Document ID : KB000005030
Last Modified Date : 22/06/2018
Show Technical Document Details
Issue:

While refreshing an LDAP group,some users are getting the following error:

"Message 2089: Duplicate Password Authority username %s".
or
"PAM-CMN-1810 = Duplicate Password Authority username {0}. User not added"

Environment:
All PAM Releases
Cause:

Typically this means that the related user object is not properly defined or synchronized in the various PAM internal databases for whatever reason. PAM keeps separate databases for access and for credential management, so it may happen that for whatever reason, one of them becomes unsynchronized from the other, leading to some objects being inconsistent in both databases (e.g. an account that exists at access, but there is no reference to it in credential management).

 

Resolution:

Contact CA Support which will provide you a patch to synchronize PAM databases, XS_USR_SYNC.a.bin

Please apply it to the PAM appliance using the upload feature in the Upgrade menu of the CA PAM UI.

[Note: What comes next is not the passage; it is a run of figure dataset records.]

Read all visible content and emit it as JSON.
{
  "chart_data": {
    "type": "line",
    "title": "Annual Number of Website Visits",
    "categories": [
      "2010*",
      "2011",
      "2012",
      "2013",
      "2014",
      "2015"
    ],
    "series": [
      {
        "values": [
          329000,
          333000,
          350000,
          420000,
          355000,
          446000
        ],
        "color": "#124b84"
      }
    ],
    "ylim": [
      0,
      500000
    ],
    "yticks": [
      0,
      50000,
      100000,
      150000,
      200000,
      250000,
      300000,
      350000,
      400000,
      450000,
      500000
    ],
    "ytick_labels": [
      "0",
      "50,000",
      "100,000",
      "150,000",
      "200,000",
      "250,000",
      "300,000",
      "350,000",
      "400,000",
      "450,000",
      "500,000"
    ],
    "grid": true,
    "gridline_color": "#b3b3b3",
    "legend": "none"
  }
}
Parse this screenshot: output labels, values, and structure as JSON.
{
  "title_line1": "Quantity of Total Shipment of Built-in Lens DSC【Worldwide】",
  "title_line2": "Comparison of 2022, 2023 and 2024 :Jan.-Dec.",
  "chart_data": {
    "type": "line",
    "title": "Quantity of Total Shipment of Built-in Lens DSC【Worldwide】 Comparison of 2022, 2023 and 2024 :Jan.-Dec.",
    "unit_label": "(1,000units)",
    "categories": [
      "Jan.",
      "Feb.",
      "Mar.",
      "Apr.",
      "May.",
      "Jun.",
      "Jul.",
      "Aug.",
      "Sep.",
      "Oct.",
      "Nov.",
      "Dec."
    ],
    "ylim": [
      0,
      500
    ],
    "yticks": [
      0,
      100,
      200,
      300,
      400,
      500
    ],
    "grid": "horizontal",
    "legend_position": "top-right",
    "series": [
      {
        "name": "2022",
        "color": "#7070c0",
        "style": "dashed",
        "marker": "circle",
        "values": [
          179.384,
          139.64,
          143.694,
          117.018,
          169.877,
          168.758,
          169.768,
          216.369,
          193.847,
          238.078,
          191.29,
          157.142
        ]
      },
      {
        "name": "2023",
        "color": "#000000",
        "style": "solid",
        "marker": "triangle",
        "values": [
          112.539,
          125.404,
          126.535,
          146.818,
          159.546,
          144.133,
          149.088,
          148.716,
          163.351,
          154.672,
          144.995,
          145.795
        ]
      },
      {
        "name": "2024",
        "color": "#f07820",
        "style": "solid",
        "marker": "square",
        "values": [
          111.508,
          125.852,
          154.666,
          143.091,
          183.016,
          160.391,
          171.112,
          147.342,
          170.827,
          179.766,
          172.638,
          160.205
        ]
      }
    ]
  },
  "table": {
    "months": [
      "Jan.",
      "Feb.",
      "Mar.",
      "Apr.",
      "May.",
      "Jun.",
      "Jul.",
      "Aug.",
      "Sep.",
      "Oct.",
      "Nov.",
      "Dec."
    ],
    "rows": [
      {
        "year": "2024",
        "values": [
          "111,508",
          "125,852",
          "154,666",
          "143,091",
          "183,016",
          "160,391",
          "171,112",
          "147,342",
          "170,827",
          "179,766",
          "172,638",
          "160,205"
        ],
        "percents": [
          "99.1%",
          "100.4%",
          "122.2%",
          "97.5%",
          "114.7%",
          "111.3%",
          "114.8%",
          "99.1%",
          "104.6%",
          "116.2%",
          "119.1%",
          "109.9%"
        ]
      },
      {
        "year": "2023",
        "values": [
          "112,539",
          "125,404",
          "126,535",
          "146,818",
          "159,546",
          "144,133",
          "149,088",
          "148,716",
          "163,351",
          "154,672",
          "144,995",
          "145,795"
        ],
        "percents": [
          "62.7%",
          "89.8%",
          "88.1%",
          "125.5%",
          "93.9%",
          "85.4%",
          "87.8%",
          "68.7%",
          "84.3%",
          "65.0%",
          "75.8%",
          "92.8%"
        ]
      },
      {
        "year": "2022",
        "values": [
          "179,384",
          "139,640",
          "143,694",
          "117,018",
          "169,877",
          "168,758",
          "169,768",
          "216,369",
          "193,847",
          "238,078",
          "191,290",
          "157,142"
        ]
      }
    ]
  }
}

Once applied its scripts launch immediately and sync the databases. Should there be the need to rerun this script the patch has to be reapplied.

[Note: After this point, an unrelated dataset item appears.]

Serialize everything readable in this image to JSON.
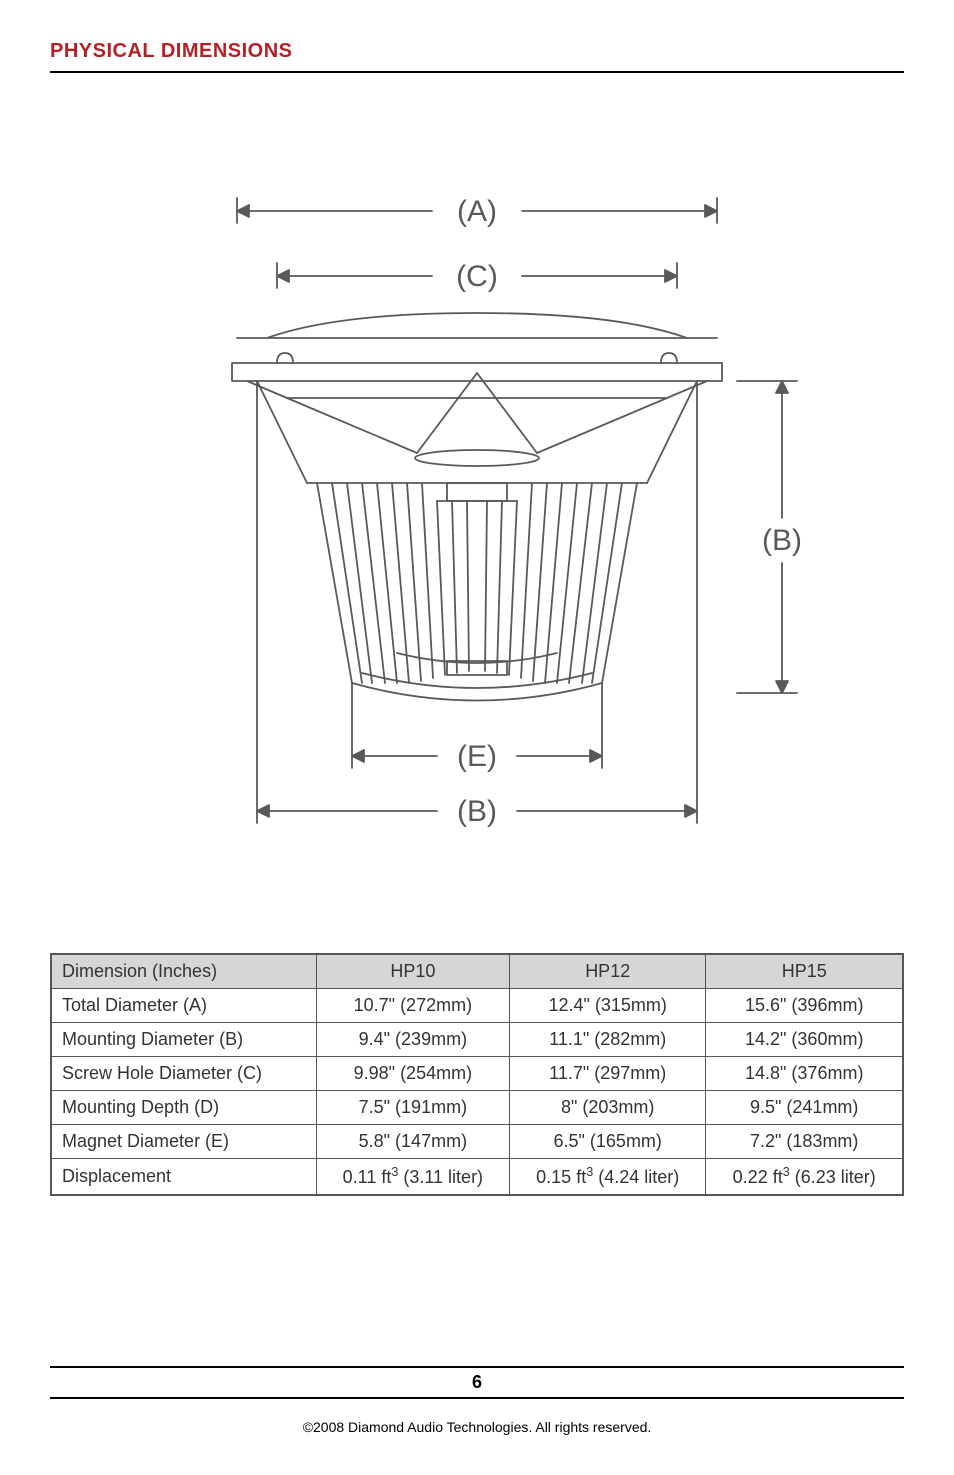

A Cluster needs to be stopped first, then apply the fix on the Primary node only. Once done restart the Cluster, which copies over the fixed databases to all the other nodes.

It is recommended to perform the operation at off hours.

Note, there is not any rollback mechanism built into the patch and no guarantee can be given that it is fully resolving the issue.

Please take a backup of the CA PAM database or a snapshot of the entire VM in case it is necessary to go back.